Mi hermana mayor me manda fotos de la casa de uno de sus amigos de Beirut: las ventanas estallaron, mil vidrios en la cama, algunos muebles rotos, una pintura desgarrada y las cortinas amarradas en la destrucción de la ventana. Hay pisadas en sangre. Su amigo está sangrando, lleno de sangre como la gente roja que cruza la Beirut llena de polvo que veo en Al Jazeerah. Es el momento para lanzarnos al vacío de la desolación: al foso negro que succiona las esperanzas. La tensión política e internacional, la pandemia, la mega-crisis y ahora esto.

O quizás no. Quizás lo único que debería irse por el foso negro es la clase política del Líbano; gritarles “no esperes que Fairuz cante para ti” –como decía el narrador de un documental de los noventa– “para que así puedas olvidar las cosas que has destruido”.

Entre las lágrimas y el desmantelamiento literal de la Beirut que conozco queda preguntarse: ¿es este el final de Beirut? ¡Qué va! Beirut, Beirut, Beirut: el nido de un fénix que se rehace siempre desde las cenizas de su destrucción. Una ciudad que se construye a sí misma sobre su propio esqueleto, sembrando flores en los huecos de sus vértebras desmembradas, y dominada por una feroz energía creativa y redentora que promete hacerla ciudad siempre: Beirut, nada antes de ti y nada después de ti. Desaparecieron Babilonia, Assur y Nínive –ciudades impetuosas que alguna vez juraron conquistarte– y tú, juguetonamente cruel, te reíste (y te ríes) de sus tumbas.

Hoy veo tus hospitales colapsados y la gente ensangrentada atendida en las calles. Hoy lloro por ti, esperando la ayuda humanitaria –tan necesaria– que otros países prometieron: pero hoy no me desespero ni me rindo.

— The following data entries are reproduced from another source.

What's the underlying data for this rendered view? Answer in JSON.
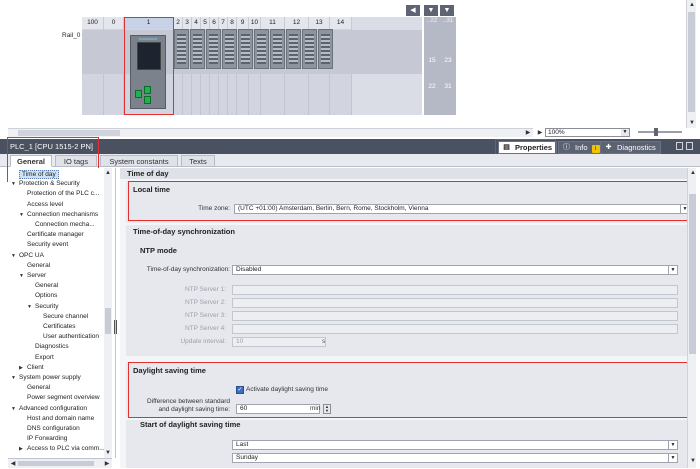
{
  "device_view": {
    "slot_numbers": [
      "100",
      "0",
      "1",
      "2",
      "3",
      "4",
      "5",
      "6",
      "7",
      "8",
      "9",
      "10",
      "11",
      "12",
      "13",
      "14"
    ],
    "rail_label": "Rail_0",
    "rack_numbers_left": [
      "15",
      "22"
    ],
    "rack_numbers_right": [
      "23",
      "31"
    ],
    "rack_header_left": "..22",
    "rack_header_right": "..31",
    "zoom": "100%"
  },
  "inspector": {
    "title": "PLC_1 [CPU 1515-2 PN]",
    "tabs": [
      {
        "label": "Properties",
        "icon": "properties-icon"
      },
      {
        "label": "Info",
        "icon": "info-icon"
      },
      {
        "label": "Diagnostics",
        "icon": "diagnostics-icon"
      }
    ],
    "info_badge": "i"
  },
  "subtabs": [
    "General",
    "IO tags",
    "System constants",
    "Texts"
  ],
  "tree": [
    {
      "label": "Time of day",
      "level": 0,
      "arrow": "",
      "selected": true
    },
    {
      "label": "Protection & Security",
      "level": 0,
      "arrow": "▼"
    },
    {
      "label": "Protection of the PLC c...",
      "level": 1,
      "arrow": ""
    },
    {
      "label": "Access level",
      "level": 1,
      "arrow": ""
    },
    {
      "label": "Connection mechanisms",
      "level": 1,
      "arrow": "▼"
    },
    {
      "label": "Connection mecha...",
      "level": 2,
      "arrow": ""
    },
    {
      "label": "Certificate manager",
      "level": 1,
      "arrow": ""
    },
    {
      "label": "Security event",
      "level": 1,
      "arrow": ""
    },
    {
      "label": "OPC UA",
      "level": 0,
      "arrow": "▼"
    },
    {
      "label": "General",
      "level": 1,
      "arrow": ""
    },
    {
      "label": "Server",
      "level": 1,
      "arrow": "▼"
    },
    {
      "label": "General",
      "level": 2,
      "arrow": ""
    },
    {
      "label": "Options",
      "level": 2,
      "arrow": ""
    },
    {
      "label": "Security",
      "level": 2,
      "arrow": "▼"
    },
    {
      "label": "Secure channel",
      "level": 3,
      "arrow": ""
    },
    {
      "label": "Certificates",
      "level": 3,
      "arrow": ""
    },
    {
      "label": "User authentication",
      "level": 3,
      "arrow": ""
    },
    {
      "label": "Diagnostics",
      "level": 2,
      "arrow": ""
    },
    {
      "label": "Export",
      "level": 2,
      "arrow": ""
    },
    {
      "label": "Client",
      "level": 1,
      "arrow": "▶"
    },
    {
      "label": "System power supply",
      "level": 0,
      "arrow": "▼"
    },
    {
      "label": "General",
      "level": 1,
      "arrow": ""
    },
    {
      "label": "Power segment overview",
      "level": 1,
      "arrow": ""
    },
    {
      "label": "Advanced configuration",
      "level": 0,
      "arrow": "▼"
    },
    {
      "label": "Host and domain name",
      "level": 1,
      "arrow": ""
    },
    {
      "label": "DNS configuration",
      "level": 1,
      "arrow": ""
    },
    {
      "label": "IP Forwarding",
      "level": 1,
      "arrow": ""
    },
    {
      "label": "Access to PLC via comm...",
      "level": 1,
      "arrow": "▶"
    }
  ],
  "panel": {
    "header": "Time of day",
    "local_time": {
      "title": "Local time",
      "timezone_label": "Time zone:",
      "timezone_value": "(UTC +01:00) Amsterdam, Berlin, Bern, Rome, Stockholm, Vienna"
    },
    "sync": {
      "title": "Time-of-day synchronization",
      "ntp_title": "NTP mode",
      "sync_label": "Time-of-day synchronization:",
      "sync_value": "Disabled",
      "ntp_servers": [
        "NTP Server 1:",
        "NTP Server 2:",
        "NTP Server 3:",
        "NTP Server 4:"
      ],
      "update_label": "Update interval:",
      "update_value": "10",
      "update_unit": "s"
    },
    "dst": {
      "title": "Daylight saving time",
      "activate_label": "Activate daylight saving time",
      "diff_label_1": "Difference between standard",
      "diff_label_2": "and daylight saving time:",
      "diff_value": "60",
      "diff_unit": "min"
    },
    "dst_start": {
      "title": "Start of daylight saving time",
      "week_value": "Last",
      "day_value": "Sunday"
    }
  }
}
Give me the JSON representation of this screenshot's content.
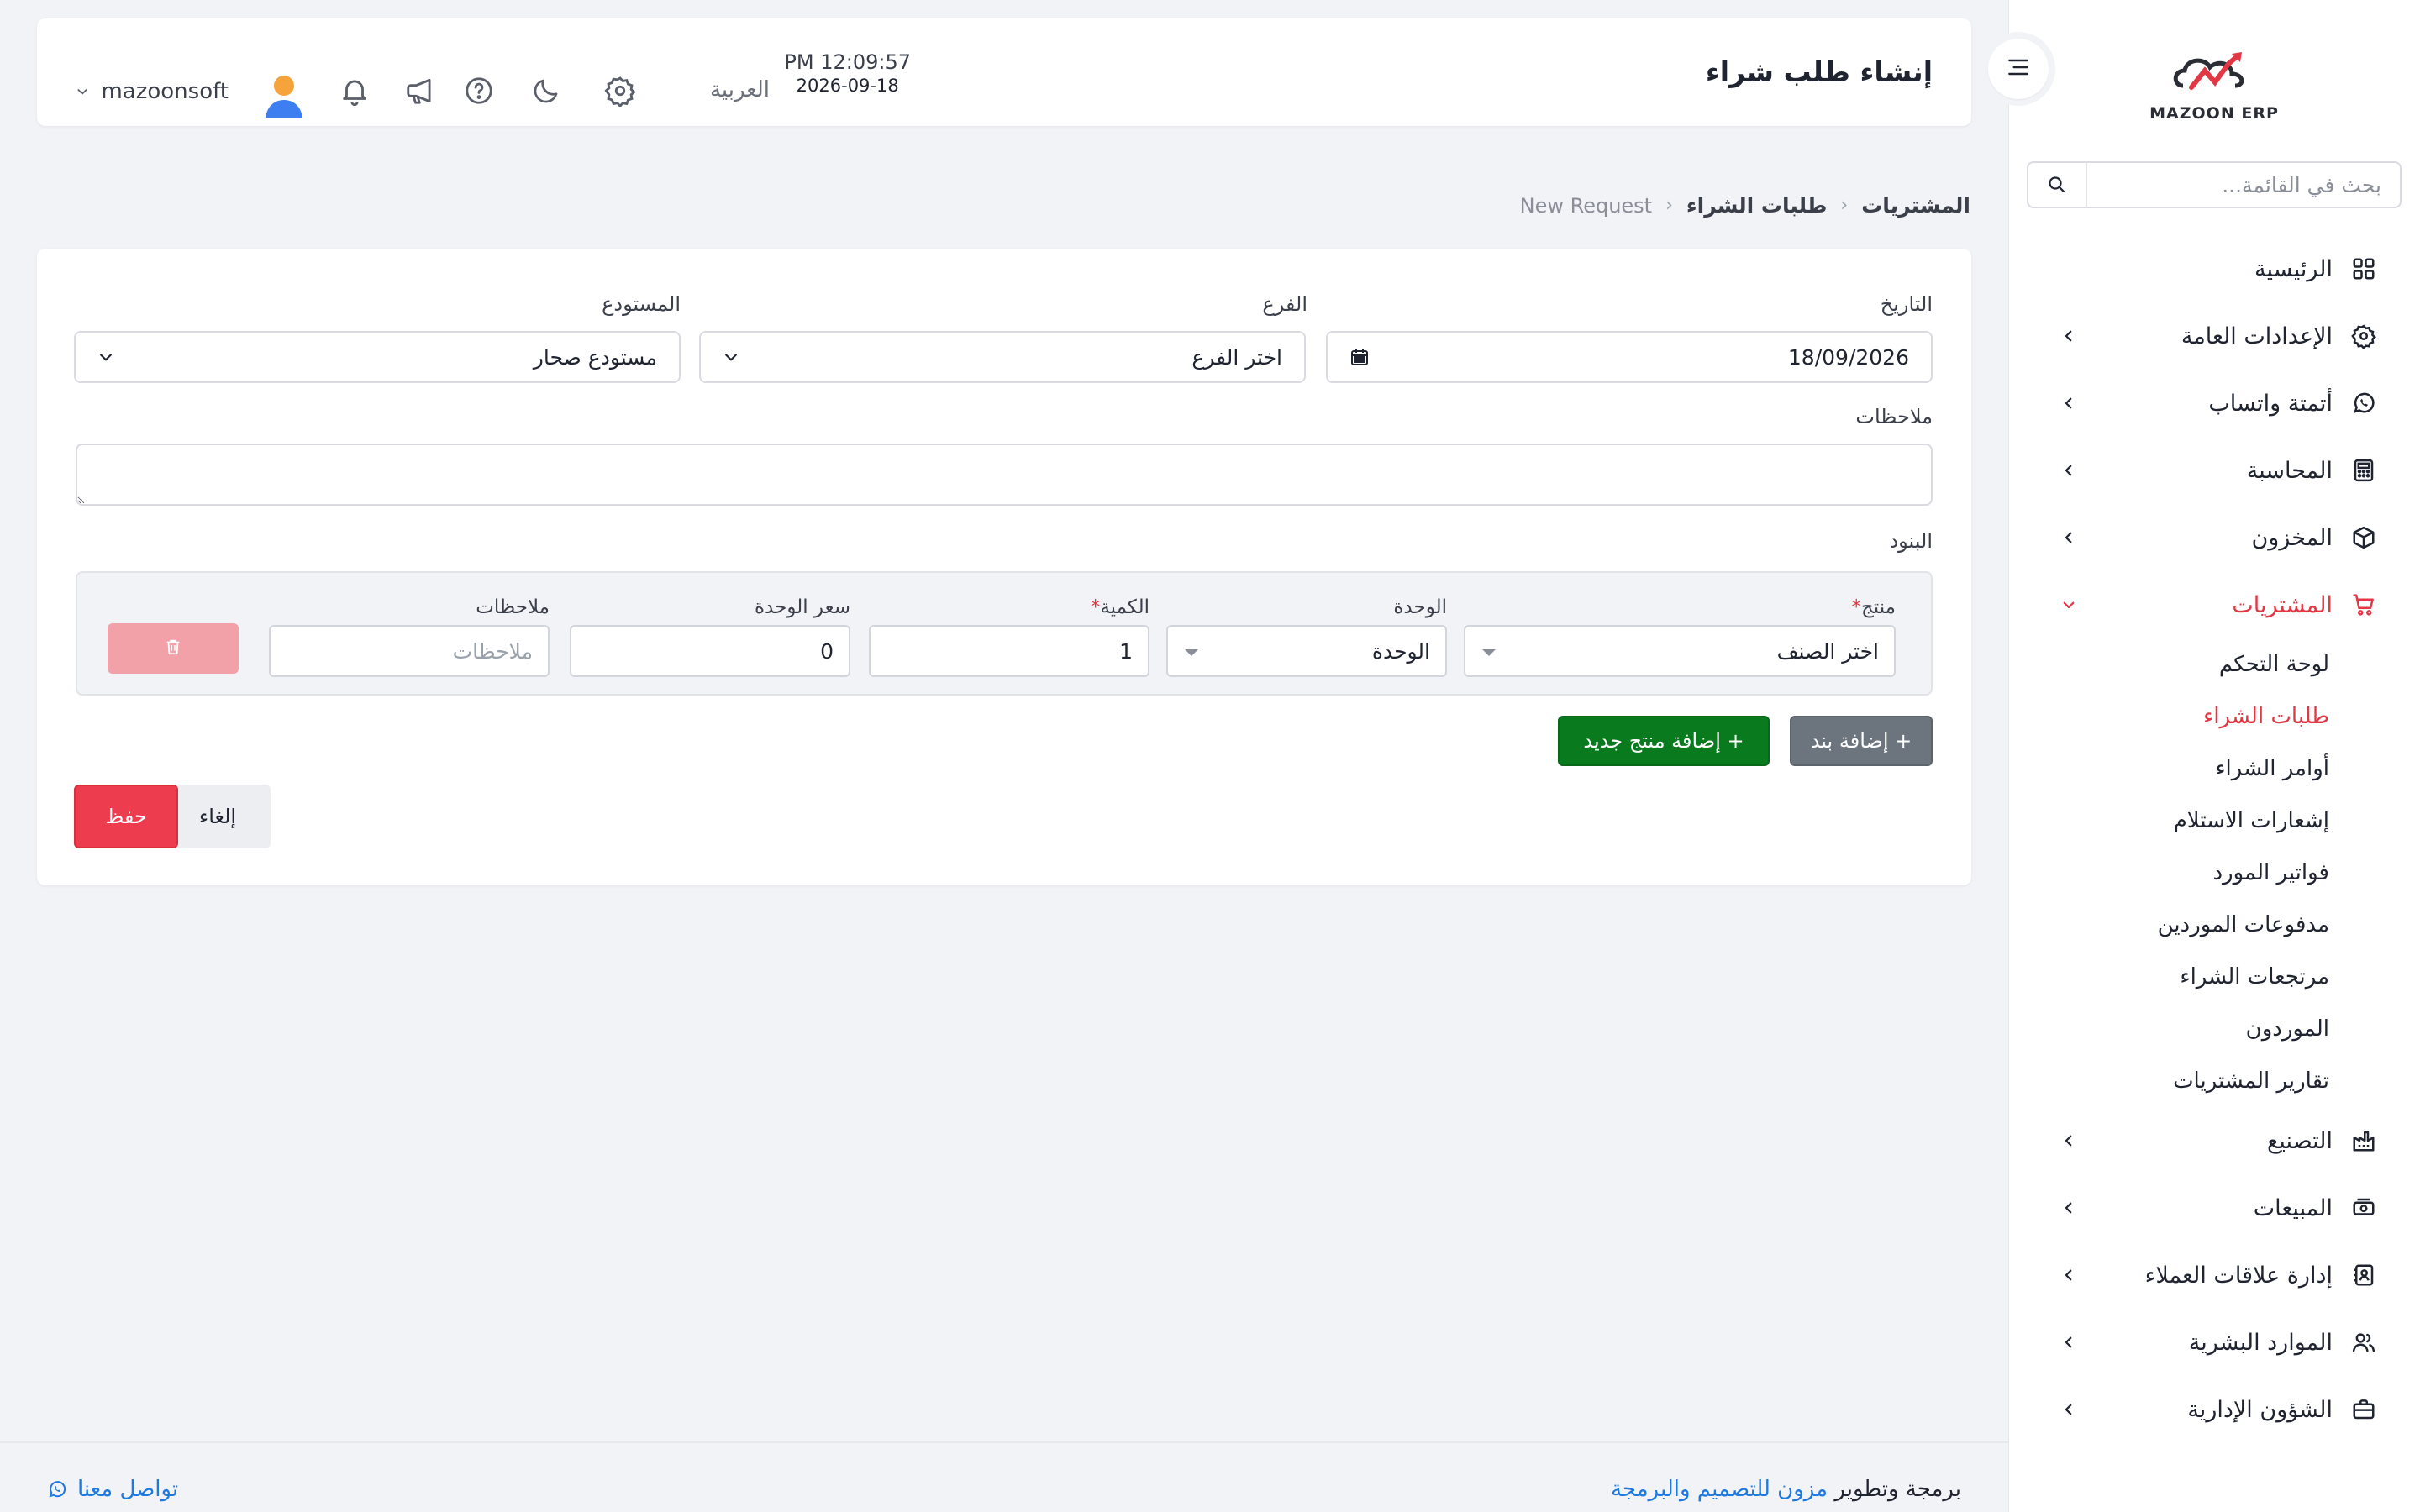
{
  "sidebar": {
    "logo_text": "MAZOON ERP",
    "search_placeholder": "بحث في القائمة...",
    "items": [
      {
        "label": "الرئيسية"
      },
      {
        "label": "الإعدادات العامة"
      },
      {
        "label": "أتمتة واتساب"
      },
      {
        "label": "المحاسبة"
      },
      {
        "label": "المخزون"
      },
      {
        "label": "المشتريات"
      },
      {
        "label": "التصنيع"
      },
      {
        "label": "المبيعات"
      },
      {
        "label": "إدارة علاقات العملاء"
      },
      {
        "label": "الموارد البشرية"
      },
      {
        "label": "الشؤون الإدارية"
      }
    ],
    "submenu": [
      {
        "label": "لوحة التحكم"
      },
      {
        "label": "طلبات الشراء"
      },
      {
        "label": "أوامر الشراء"
      },
      {
        "label": "إشعارات الاستلام"
      },
      {
        "label": "فواتير المورد"
      },
      {
        "label": "مدفوعات الموردين"
      },
      {
        "label": "مرتجعات الشراء"
      },
      {
        "label": "الموردون"
      },
      {
        "label": "تقارير المشتريات"
      }
    ]
  },
  "header": {
    "title": "إنشاء طلب شراء",
    "time": "PM 12:09:57",
    "date": "2026-09-18",
    "language": "العربية",
    "username": "mazoonsoft"
  },
  "breadcrumb": {
    "level1": "المشتريات",
    "level2": "طلبات الشراء",
    "level3": "New Request"
  },
  "form": {
    "date_label": "التاريخ",
    "date_value": "18/09/2026",
    "branch_label": "الفرع",
    "branch_value": "اختر الفرع",
    "warehouse_label": "المستودع",
    "warehouse_value": "مستودع صحار",
    "notes_label": "ملاحظات",
    "items_label": "البنود"
  },
  "item_row": {
    "product_label": "منتج",
    "product_value": "اختر الصنف",
    "unit_label": "الوحدة",
    "unit_value": "الوحدة",
    "qty_label": "الكمية",
    "qty_value": "1",
    "price_label": "سعر الوحدة",
    "price_value": "0",
    "notes_label": "ملاحظات",
    "notes_placeholder": "ملاحظات"
  },
  "actions": {
    "add_line": "+ إضافة بند",
    "add_product": "+ إضافة منتج جديد",
    "cancel": "إلغاء",
    "save": "حفظ"
  },
  "footer": {
    "credit_prefix": "برمجة وتطوير",
    "credit_link": "مزون للتصميم والبرمجة",
    "contact": "تواصل معنا"
  },
  "colors": {
    "accent": "#e23744",
    "success": "#0a7a1e",
    "secondary": "#6c757d",
    "link": "#1f7ae0"
  }
}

Beirut, la irreverente: ¿por qué no empezamos? - Tony Frangie Mawad
Cortesía: El Estímulo

¿Cómo no vas a revivir, si en ti copulan promiscuamente Occidente y el Oriente? ¿Si en ti, los marginados, los incomprendidos y los libres pensadores, siempre han buscado refugio? Tú, que has sido oasis de una veintena de religiones y cultos que pelean y comparten en tus calles; tú, que fuiste capital de Al-Nahda –el renacimiento escrito de la lengua árabe tras siglos de hegemonía turca-, tú, que publicaste Lolita en árabe mientras tus vecinos censuraban lo impuro; tú, que produjiste cine armenio mientras Stalin pisaba a su madre patria; tú, que recibiste a los armenios, permitiste a drusos y chiitas, le diste hogar a sunitas y cristianos, jamás expulsaste a los judíos y chocaste a la microfalda con el chador.

Tú, que hoy escandalizas a tus vecinos con tus tragos alcohólicos, tu prensa libre, el liberalismo sexual de tu gente y tus mujeres en bikini. Ciudad inmortal e indomable: bien dice el folklore libanés que Beirut ha sido destruida, y reconstruida, siete veces, el número divino. Ciudad que, cual cedro alzándose sobre cauchos en fuego, promete hacer realidad el eslogan que siempre han recitado sus habitantes: Beirut ma bitmout (Beirut no muere).

Es por eso que –aunque demolida, aplastada por nuevos escombros y asfixiada por nubarrones de tierra y nitrato de amonio– la matriz de energía dinámica, eufórica y profundamente libre de Beirut pujará impetuosamente entre las grietas de las ruinas para limpiar la sangre y las lágrimas y rearmar a aquella ciudad de la eterna juventud.

Todavía estoy enamorado de ti: oh Beirut, la justa; Beirut la, injusta, Beirut del terror; Beirut, la luchadora y la poeta”, recitaba el poeta sirio Nizar Qabbani, cuya esposa falleció en el atentado a la embajada de Irak durante la guerra civil: “Todavía te amo, Beirut, la amante. Beirut, la masacrada de vena a vena. Todavía te amo, a pesar de la locura de la humanidad. Todavía te amo, oh Beirut: ¿Por qué no empezamos?